Um dos nossos problemas assim me parece — é a questão da mediocridade. Não estou empregando esta palavra em sentido condenatório, mas é fato óbvio que a grande maioria de nós é medíocre. Poderá alguma técnica, religiosa ou mecânica, libertar nos dessa mediocridade? Ou não deve, antes, haver uma revolta contra toda técnica? Porque, parece-me, mais observamos e menos e mais raros se vão tornando os indivíduos criadores. Não estou empregando a palavra “criador” para designar o homem que pinta, que escreve poesias ou produz invenções, o gênio.
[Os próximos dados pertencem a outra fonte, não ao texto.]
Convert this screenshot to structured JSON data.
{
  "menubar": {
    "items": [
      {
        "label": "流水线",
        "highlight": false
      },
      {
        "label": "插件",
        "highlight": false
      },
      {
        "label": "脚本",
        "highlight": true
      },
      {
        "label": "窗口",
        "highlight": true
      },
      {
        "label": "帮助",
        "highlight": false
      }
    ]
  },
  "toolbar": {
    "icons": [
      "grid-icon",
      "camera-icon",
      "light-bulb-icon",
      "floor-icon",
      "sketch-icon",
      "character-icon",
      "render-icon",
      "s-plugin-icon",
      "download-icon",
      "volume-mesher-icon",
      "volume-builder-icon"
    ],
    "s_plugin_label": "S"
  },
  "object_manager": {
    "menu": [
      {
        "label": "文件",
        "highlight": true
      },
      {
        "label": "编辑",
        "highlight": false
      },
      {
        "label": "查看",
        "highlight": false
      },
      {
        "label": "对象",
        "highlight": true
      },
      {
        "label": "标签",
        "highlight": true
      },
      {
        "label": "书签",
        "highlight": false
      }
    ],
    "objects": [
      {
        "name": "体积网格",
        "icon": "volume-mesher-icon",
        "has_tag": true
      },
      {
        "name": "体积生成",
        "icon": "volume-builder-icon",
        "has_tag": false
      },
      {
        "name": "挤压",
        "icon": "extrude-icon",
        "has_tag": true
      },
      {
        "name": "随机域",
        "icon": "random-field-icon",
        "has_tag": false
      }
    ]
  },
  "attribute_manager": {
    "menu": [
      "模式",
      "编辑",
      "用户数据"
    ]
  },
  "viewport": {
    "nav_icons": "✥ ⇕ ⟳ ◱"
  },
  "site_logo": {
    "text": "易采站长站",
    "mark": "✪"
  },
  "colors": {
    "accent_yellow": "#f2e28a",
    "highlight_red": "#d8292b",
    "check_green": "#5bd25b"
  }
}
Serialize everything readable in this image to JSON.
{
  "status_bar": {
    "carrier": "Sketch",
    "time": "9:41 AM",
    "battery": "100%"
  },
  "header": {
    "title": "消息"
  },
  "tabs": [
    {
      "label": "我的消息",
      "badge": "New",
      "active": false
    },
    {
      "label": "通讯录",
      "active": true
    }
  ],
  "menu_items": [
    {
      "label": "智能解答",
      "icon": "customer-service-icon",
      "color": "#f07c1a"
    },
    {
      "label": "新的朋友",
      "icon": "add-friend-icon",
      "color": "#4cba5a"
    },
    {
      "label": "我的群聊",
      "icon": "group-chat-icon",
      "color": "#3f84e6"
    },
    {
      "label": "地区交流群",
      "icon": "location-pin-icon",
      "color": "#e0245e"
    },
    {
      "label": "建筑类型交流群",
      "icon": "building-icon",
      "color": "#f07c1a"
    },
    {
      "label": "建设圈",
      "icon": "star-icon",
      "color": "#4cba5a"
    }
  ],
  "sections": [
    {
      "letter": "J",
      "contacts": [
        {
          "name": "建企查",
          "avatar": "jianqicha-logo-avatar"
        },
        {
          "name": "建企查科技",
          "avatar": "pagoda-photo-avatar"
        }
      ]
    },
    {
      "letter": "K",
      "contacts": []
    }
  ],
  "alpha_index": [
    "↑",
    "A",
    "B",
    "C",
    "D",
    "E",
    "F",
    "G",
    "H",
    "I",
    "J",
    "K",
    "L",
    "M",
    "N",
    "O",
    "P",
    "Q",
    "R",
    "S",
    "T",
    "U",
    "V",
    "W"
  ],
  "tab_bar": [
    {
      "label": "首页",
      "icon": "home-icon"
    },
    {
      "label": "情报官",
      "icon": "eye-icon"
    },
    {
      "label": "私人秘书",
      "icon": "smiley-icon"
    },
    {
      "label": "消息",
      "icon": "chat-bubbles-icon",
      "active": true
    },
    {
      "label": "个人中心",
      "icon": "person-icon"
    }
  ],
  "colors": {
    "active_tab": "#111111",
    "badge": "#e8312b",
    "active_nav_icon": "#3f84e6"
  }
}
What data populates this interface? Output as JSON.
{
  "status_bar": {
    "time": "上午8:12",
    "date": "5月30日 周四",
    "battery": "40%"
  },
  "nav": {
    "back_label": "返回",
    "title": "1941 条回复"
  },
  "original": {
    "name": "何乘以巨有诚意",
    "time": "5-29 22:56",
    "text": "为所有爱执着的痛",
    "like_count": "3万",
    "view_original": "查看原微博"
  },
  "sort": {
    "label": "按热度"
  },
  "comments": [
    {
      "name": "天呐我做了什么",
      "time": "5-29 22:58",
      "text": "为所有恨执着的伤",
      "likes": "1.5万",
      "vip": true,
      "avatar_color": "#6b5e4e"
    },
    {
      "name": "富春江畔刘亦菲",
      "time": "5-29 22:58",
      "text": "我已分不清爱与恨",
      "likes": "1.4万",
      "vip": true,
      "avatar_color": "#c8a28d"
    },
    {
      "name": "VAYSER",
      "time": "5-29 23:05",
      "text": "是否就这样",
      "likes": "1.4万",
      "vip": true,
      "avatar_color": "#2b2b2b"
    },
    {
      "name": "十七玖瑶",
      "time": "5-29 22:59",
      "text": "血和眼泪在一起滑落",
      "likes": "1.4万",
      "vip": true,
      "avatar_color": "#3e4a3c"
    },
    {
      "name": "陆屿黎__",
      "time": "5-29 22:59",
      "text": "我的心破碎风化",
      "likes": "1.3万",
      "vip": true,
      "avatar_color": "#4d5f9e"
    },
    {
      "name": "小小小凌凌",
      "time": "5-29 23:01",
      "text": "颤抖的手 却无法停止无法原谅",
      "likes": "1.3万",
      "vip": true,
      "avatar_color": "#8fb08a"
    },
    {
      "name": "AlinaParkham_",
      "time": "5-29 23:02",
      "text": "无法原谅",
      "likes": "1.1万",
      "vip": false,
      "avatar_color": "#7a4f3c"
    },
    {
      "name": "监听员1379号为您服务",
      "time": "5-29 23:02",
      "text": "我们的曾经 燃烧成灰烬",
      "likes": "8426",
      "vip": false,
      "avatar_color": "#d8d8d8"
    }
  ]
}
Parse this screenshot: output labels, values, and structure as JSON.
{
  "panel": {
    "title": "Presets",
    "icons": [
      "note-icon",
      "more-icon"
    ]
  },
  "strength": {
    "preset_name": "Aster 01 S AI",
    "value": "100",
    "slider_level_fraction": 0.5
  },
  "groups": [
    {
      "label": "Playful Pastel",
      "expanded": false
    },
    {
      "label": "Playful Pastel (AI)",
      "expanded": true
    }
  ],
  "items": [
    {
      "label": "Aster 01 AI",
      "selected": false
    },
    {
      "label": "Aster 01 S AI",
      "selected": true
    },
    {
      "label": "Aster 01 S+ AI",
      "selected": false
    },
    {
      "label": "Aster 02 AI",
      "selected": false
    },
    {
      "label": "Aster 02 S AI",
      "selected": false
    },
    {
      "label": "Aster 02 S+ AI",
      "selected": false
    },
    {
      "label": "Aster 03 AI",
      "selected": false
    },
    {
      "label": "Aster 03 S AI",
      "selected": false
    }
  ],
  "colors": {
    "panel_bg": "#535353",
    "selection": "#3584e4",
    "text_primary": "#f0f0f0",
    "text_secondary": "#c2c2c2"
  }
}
Veremos, no prosseguimento desta palestra, o que significa ser criador.

Antes de descobrirmos, porém, o que é “ser criador”, não devemos investigar por que é que quase todos nos deixamos influenciar tão facilmente? Por que é que tantos de nós permitimos a ingerência de outros nas nossas vidas? Por que gostamos, também, de ingerir-nos na vida dos outros e somos tão eficientes no julgar os outros? E talvez descubramos, nesta investigação, a possibilidade de que, justamente nas coisas tão carinhosamente cultivadas por nós — o julgamento, a capacidade de desenvolver unia técnica, mecânica ou dita espiritual — se a as raízes da mediocridade e que enquanto não houver uma revolta contra a técnica, haverá imitação, autoridade, o desenvolvimento da capacidade, o seguimento de certas idéias, no espírito consistente indicando tudo isso a estrutura de uma mentalidade medíocre.

Tende a bondade de escutar; não tomeis notas. Não estamos em aula. Não sou um professor a prelecionar-vos para tomardes notas, a fim de as estudardes posteriormente. Vamos andando e pensando juntos. Estou apenas dizendo uma coisa que é muito evidente ou suficientemente evidente; e se não escutardes, talvez não possais experimentar diretamente aquele “estado de criação” que temos a possibilidade de descobrir juntos pelo compreender, isto é, pelo ouvir diretamente o que é que constitui a mediocridade.

A criação é um “estado de solidão”. Se a mente não está completamente só, não há criação. Só quando a mente é capaz de sacudir de si todas as influências, todas as interferências quando é capaz de estar completamente só, independente, desacompanhada, livre de toda influência modeladora e do julgamento, só nesse estado de solidão há criação. Entretanto, esse estado de solidão não é compreensível ao espírito medíocre, a mente que se exercita numa atividade, na técnica, na maneira de fazer qualquer coisa.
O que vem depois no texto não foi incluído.